I know life is about that, life. I work to live, not the other way around. No matter how important it may seem or how much I value my job, it’s just that – a job, how the bills get paid.
In my world: every employer would offer full benefits, child care, pet care, fern care, all the leave you could want or need. Sick days would never be counted as vacation time, TPTB would save your job if you had to take off a month to do .. whatever.
Management would celebrate leaving work early to go to school plays and be all about the vacation photos and no one would get in trouble because they were seen with a cocktail in their hands on some random picture on Facebook.
Flex time and telecommuting would be the norm and the work week would consist of whatever produced the best work. Grey cube farms would be taxed extra, TPS reports abolished. Any meeting lasting more than 20 minutes must provide food and drink; and a buzzer or pie toss for Death by PowerPoints.
Companies would do all that and more. Why? Because they succeed or fail via their employees, aka people with lives that don’t revolve around work.
That typed (in that dread ‘but’ voice) …
Work matters. Because I was taught to give work its due respect, I aim for A+ work.

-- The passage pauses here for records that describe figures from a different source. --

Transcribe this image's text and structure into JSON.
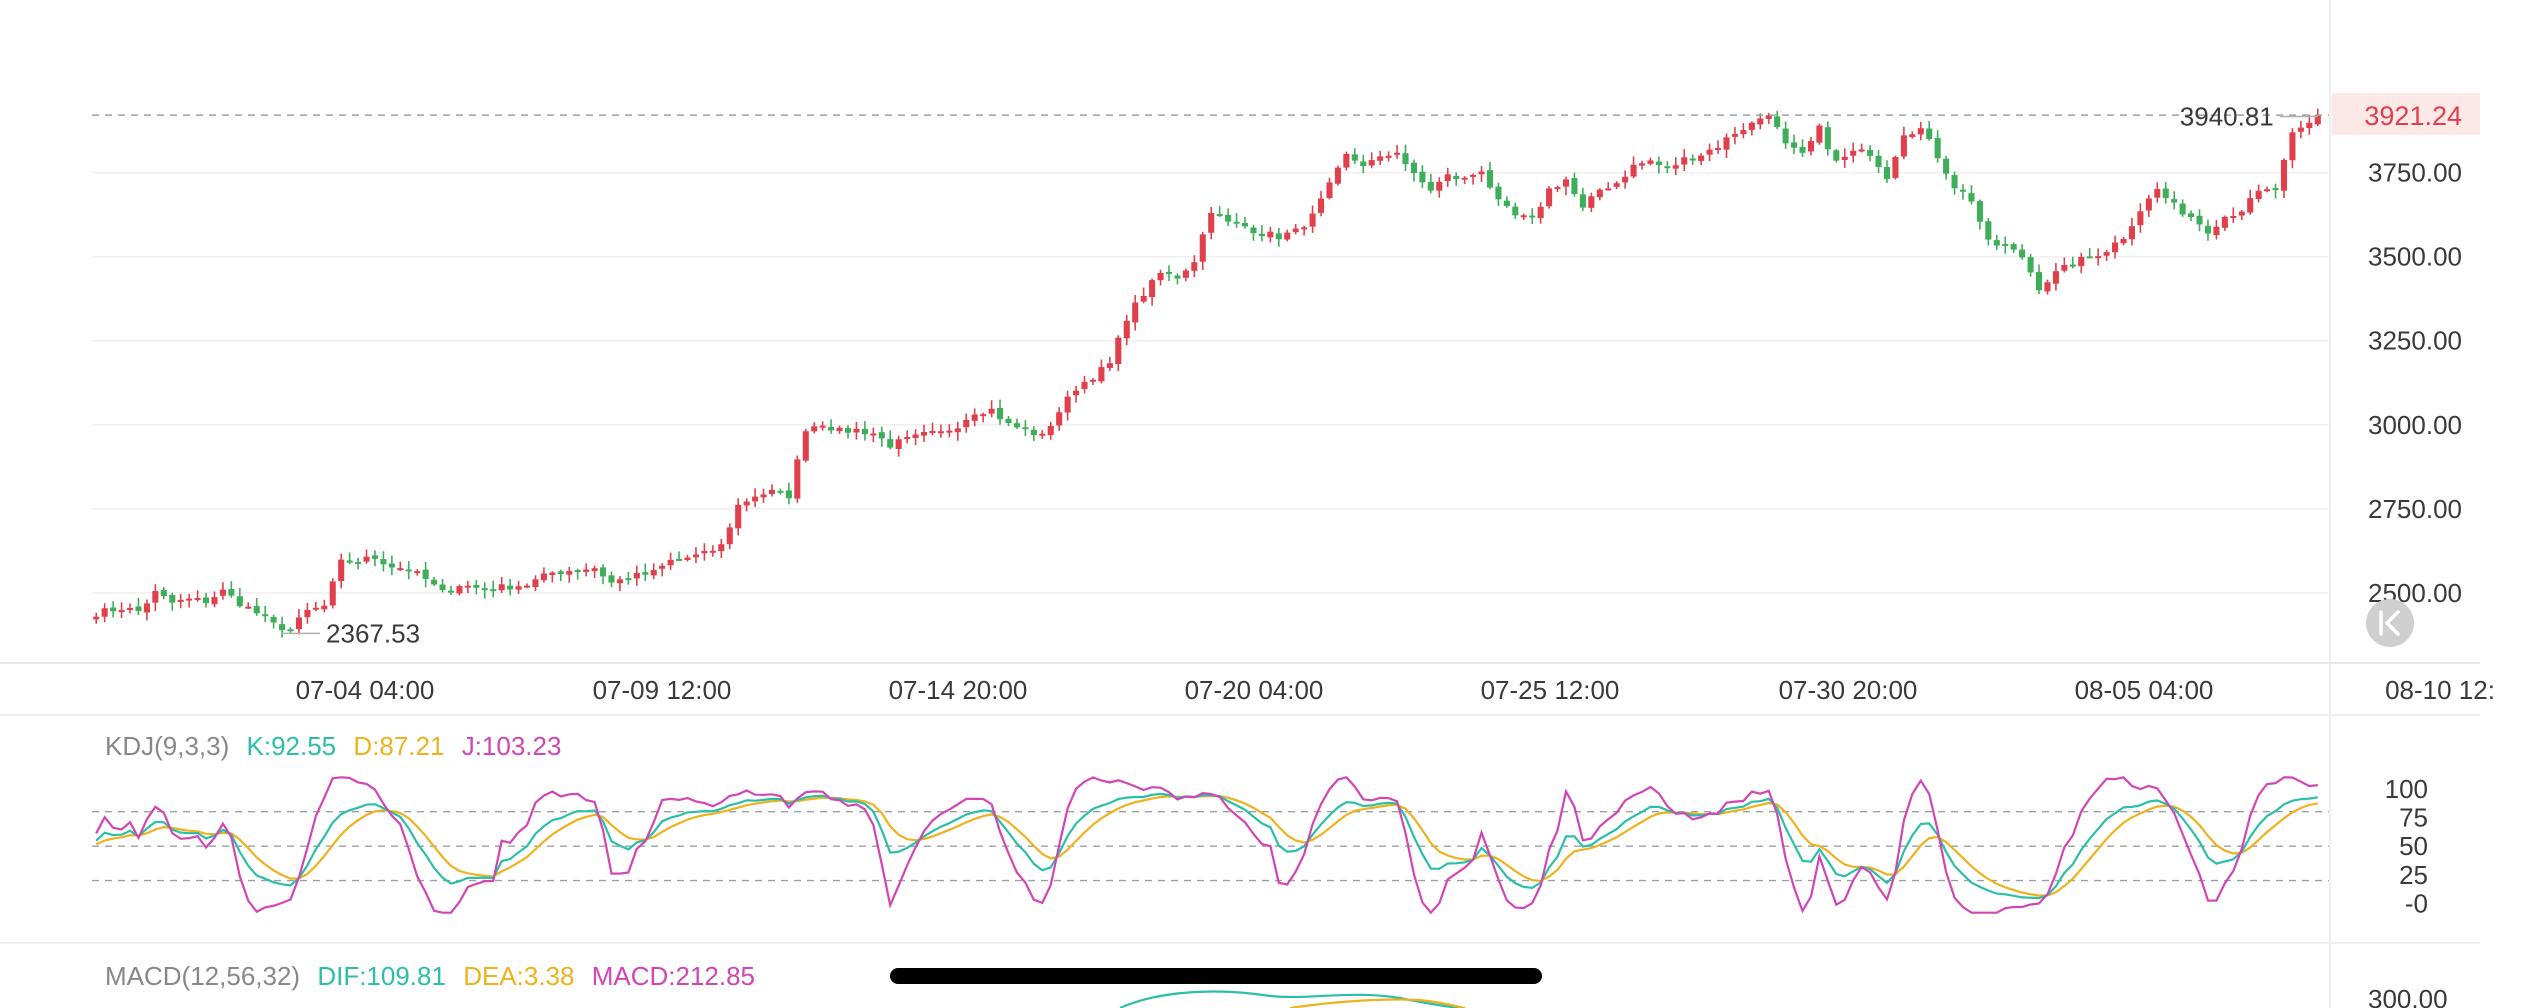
{
  "colors": {
    "up": "#e0404c",
    "down": "#3fae5b",
    "k": "#2bbfa8",
    "d": "#efb21d",
    "j": "#d245b5",
    "current_price_bg": "#fde8e8",
    "current_price_text": "#e0404c",
    "grid": "#efefef",
    "dashed": "#9aa0a6"
  },
  "chart_data": [
    {
      "type": "candlestick",
      "x_labels": [
        "07-04 04:00",
        "07-09 12:00",
        "07-14 20:00",
        "07-20 04:00",
        "07-25 12:00",
        "07-30 20:00",
        "08-05 04:00",
        "08-10 12:"
      ],
      "y_ticks": [
        "3750.00",
        "3500.00",
        "3250.00",
        "3000.00",
        "2750.00",
        "2500.00"
      ],
      "ylim": [
        2330,
        4100
      ],
      "current_price": "3921.24",
      "max_label": "3940.81",
      "min_label": "2367.53",
      "max_value": 3940.81,
      "min_value": 2367.53,
      "anchors": [
        [
          0,
          2440
        ],
        [
          3,
          2455
        ],
        [
          5,
          2445
        ],
        [
          7,
          2500
        ],
        [
          9,
          2470
        ],
        [
          11,
          2480
        ],
        [
          13,
          2475
        ],
        [
          15,
          2505
        ],
        [
          17,
          2470
        ],
        [
          19,
          2440
        ],
        [
          21,
          2405
        ],
        [
          23,
          2390
        ],
        [
          25,
          2445
        ],
        [
          27,
          2460
        ],
        [
          29,
          2590
        ],
        [
          31,
          2595
        ],
        [
          33,
          2605
        ],
        [
          35,
          2580
        ],
        [
          37,
          2570
        ],
        [
          39,
          2540
        ],
        [
          41,
          2500
        ],
        [
          43,
          2525
        ],
        [
          46,
          2510
        ],
        [
          49,
          2520
        ],
        [
          51,
          2525
        ],
        [
          54,
          2560
        ],
        [
          57,
          2570
        ],
        [
          59,
          2575
        ],
        [
          61,
          2530
        ],
        [
          63,
          2545
        ],
        [
          66,
          2560
        ],
        [
          68,
          2595
        ],
        [
          70,
          2605
        ],
        [
          72,
          2615
        ],
        [
          74,
          2640
        ],
        [
          76,
          2760
        ],
        [
          78,
          2790
        ],
        [
          80,
          2800
        ],
        [
          82,
          2790
        ],
        [
          84,
          2990
        ],
        [
          86,
          3005
        ],
        [
          88,
          2980
        ],
        [
          90,
          2985
        ],
        [
          92,
          2975
        ],
        [
          94,
          2940
        ],
        [
          96,
          2955
        ],
        [
          98,
          2970
        ],
        [
          100,
          2975
        ],
        [
          102,
          3000
        ],
        [
          104,
          3040
        ],
        [
          106,
          3045
        ],
        [
          108,
          3000
        ],
        [
          110,
          2985
        ],
        [
          112,
          2965
        ],
        [
          114,
          3040
        ],
        [
          116,
          3110
        ],
        [
          118,
          3145
        ],
        [
          120,
          3180
        ],
        [
          122,
          3320
        ],
        [
          124,
          3390
        ],
        [
          126,
          3450
        ],
        [
          128,
          3440
        ],
        [
          130,
          3490
        ],
        [
          132,
          3640
        ],
        [
          134,
          3600
        ],
        [
          136,
          3590
        ],
        [
          138,
          3570
        ],
        [
          140,
          3560
        ],
        [
          142,
          3575
        ],
        [
          144,
          3620
        ],
        [
          146,
          3710
        ],
        [
          148,
          3800
        ],
        [
          150,
          3775
        ],
        [
          152,
          3790
        ],
        [
          154,
          3815
        ],
        [
          156,
          3740
        ],
        [
          158,
          3700
        ],
        [
          160,
          3740
        ],
        [
          162,
          3730
        ],
        [
          164,
          3760
        ],
        [
          166,
          3660
        ],
        [
          168,
          3620
        ],
        [
          170,
          3610
        ],
        [
          172,
          3700
        ],
        [
          174,
          3730
        ],
        [
          176,
          3640
        ],
        [
          178,
          3700
        ],
        [
          180,
          3720
        ],
        [
          182,
          3770
        ],
        [
          184,
          3785
        ],
        [
          186,
          3760
        ],
        [
          188,
          3790
        ],
        [
          190,
          3805
        ],
        [
          192,
          3830
        ],
        [
          194,
          3870
        ],
        [
          196,
          3895
        ],
        [
          198,
          3930
        ],
        [
          200,
          3830
        ],
        [
          202,
          3800
        ],
        [
          204,
          3880
        ],
        [
          206,
          3780
        ],
        [
          208,
          3810
        ],
        [
          210,
          3810
        ],
        [
          212,
          3740
        ],
        [
          214,
          3870
        ],
        [
          216,
          3880
        ],
        [
          218,
          3800
        ],
        [
          220,
          3710
        ],
        [
          222,
          3670
        ],
        [
          224,
          3540
        ],
        [
          226,
          3530
        ],
        [
          228,
          3500
        ],
        [
          230,
          3410
        ],
        [
          232,
          3450
        ],
        [
          234,
          3480
        ],
        [
          236,
          3500
        ],
        [
          238,
          3520
        ],
        [
          240,
          3560
        ],
        [
          242,
          3640
        ],
        [
          244,
          3700
        ],
        [
          246,
          3650
        ],
        [
          248,
          3620
        ],
        [
          250,
          3580
        ],
        [
          252,
          3620
        ],
        [
          254,
          3640
        ],
        [
          256,
          3690
        ],
        [
          258,
          3700
        ],
        [
          260,
          3860
        ],
        [
          262,
          3895
        ],
        [
          263,
          3921
        ]
      ]
    },
    {
      "type": "line",
      "indicator": "KDJ",
      "label_name": "KDJ(9,3,3)",
      "label_k": "K:92.55",
      "label_d": "D:87.21",
      "label_j": "J:103.23",
      "y_ticks": [
        "100",
        "75",
        "50",
        "25",
        "-0"
      ],
      "ylim": [
        -10,
        112
      ],
      "ref_lines": [
        80,
        50,
        20
      ],
      "last": {
        "K": 92.55,
        "D": 87.21,
        "J": 103.23
      }
    },
    {
      "type": "line",
      "indicator": "MACD",
      "label_name": "MACD(12,56,32)",
      "label_dif": "DIF:109.81",
      "label_dea": "DEA:3.38",
      "label_macd": "MACD:212.85",
      "y_tick_partial": "300.00"
    }
  ],
  "ui": {
    "reset_button_icon": "jump-to-latest-icon"
  }
}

All jobs are different, some requiring more constant focus that others; i.e. it’s called customer-facing for a reason, you’re there to be available to help the customer. Bottom line is the front line.
Having walked those shoes, I don’t look down on those serving my food or running call center customer service — it is very hard work and I appreciate it when it’s done well. What I don’t appreciate is when the person doing my pedicure stops. To answer their sodding cell phone.
Two rules of calling etiquette I learned as a child: 1) 9-to-9; don’t call first thing in the morning or late at night. Phone rings real late, usually not a good thing. 2) You don’t call people at work. When Mom was at work, she was working dammit. Any questions or concerns were to be directed to my designated adult supervisors, operating under their respective marching orders. (Picture a big flowchart with questions like ‘well, does it cost money?’ and all paths leading to “No” and if you called at work, “Hell NO.”)
We’ve all been there, work is distracted by more work; I’m talking about non-emergency personal business. And if haven’t figured out this is a code yellow! rant, now you know.
I am over the cell phone, the need to be reachable 24/7. Double so when more often than not, it’s FOMO and want not imminent-Zombie-attack need.
I’ve been in line at the post office, only to have the clerk walk off to take what’s clearly a personal (could, should wait) call.
It’s annoying – the personal interrupting and distracting from the professional, particularly when you’re left waiting or to pick up the slack.
Even before the cell phone, I’ve worked with people always glued to their phone, never having time to do what needed to get done.
And I am tired the excuses.
NO. Voicemail. Texts. Whatever it is, it can wait. Usually.
One reason Balance is so hard to find is because we have set ourselves up to fail. The smartphone is supposed to be a convenience, instead.. it’s a master, a crutch, a bad habit.
We have social media policies to help guide professional behavior online; maybe it’s time to go back to basics, consider a workplace cellphone policy too. Or is it just me?